Tucked away in the peaceful Swiss countryside, deep underground under vineyards and gentle slopes of Jura mountains, lies the place which should have a special spot on the map of the world wide geekdom.
CERN complex, the main playground of the European Organization for Nuclear Research, has multiple claims to glory.
Founded in 1954 to coordinate research efforts of 12 European countries, CERN is nowadays the world's largest and (arguably) most expensive physics lab, and a home to an array of impressive doomsday machinery including six accelerators and the ominous Large Hadron Collider, purported as a potential birthplace of the first man-made black hole. (Though much has been made of the black hole it is important to remember that this "black hole" would be microscopic, pop in and out of existence and pose no danger to anyone, anywhere.)
CERN is the place where the very fabric of time-space continuum is torn to pieces, examined and reassembled. Notable achievements of this scientific factory include the discovery of half a dozen exotic subatomic particles and other physics phenomena, for which at least two Nobel Prizes were awarded to CERN scientists.

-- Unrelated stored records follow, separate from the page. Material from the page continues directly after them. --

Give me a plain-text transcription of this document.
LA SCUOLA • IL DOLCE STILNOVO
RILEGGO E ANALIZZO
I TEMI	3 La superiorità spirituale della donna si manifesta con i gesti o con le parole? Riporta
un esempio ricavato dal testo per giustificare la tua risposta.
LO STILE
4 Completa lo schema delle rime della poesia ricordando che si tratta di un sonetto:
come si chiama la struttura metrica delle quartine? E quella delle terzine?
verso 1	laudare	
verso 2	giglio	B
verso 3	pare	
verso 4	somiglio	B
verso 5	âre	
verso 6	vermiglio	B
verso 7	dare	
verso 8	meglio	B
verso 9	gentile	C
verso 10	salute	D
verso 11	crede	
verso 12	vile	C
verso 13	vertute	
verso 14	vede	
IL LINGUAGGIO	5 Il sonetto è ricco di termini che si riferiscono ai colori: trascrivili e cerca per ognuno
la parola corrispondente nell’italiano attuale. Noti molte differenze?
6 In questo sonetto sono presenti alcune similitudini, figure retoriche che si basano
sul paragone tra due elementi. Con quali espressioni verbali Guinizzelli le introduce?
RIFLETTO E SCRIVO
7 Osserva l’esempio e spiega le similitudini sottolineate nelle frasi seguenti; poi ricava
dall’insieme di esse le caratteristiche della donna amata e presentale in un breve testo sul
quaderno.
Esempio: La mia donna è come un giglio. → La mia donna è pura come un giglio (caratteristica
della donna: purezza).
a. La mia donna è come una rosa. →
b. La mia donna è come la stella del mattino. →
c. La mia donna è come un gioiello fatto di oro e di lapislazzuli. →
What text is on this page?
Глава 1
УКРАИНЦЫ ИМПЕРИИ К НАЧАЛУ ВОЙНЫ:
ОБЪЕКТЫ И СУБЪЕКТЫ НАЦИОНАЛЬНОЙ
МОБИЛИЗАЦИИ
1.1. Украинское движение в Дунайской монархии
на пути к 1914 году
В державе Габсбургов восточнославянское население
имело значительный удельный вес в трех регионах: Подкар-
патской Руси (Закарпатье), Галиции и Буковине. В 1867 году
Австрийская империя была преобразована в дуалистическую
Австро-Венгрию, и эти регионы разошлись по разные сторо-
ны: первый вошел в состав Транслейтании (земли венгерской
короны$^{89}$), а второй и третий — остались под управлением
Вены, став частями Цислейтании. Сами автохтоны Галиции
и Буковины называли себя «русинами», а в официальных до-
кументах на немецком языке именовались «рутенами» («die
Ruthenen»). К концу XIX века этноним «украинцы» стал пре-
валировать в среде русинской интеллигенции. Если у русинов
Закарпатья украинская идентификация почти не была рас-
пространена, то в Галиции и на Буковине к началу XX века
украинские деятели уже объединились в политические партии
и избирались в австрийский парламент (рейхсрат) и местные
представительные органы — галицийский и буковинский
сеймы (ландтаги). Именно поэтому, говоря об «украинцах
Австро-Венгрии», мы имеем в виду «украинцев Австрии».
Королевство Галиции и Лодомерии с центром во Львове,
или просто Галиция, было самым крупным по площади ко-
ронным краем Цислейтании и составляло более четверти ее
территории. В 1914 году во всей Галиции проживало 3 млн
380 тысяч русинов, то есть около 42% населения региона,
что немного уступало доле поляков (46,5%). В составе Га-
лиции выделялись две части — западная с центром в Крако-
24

However, the CERN invention which has touched and altered the lives of the largest number of people is thankfully of quite a different nature. CERN laboratories are the birth place of the World Wide Web, HTML markup language and HTTP protocol. In 1989, Tim Berners-Lee – at that time a scientist at CERN – conceived it as a method of communication between scientists working on different projects and remote locations. Once out of the bottle it changed our communication and media landscape forever. In fact, you are appreciating it right now!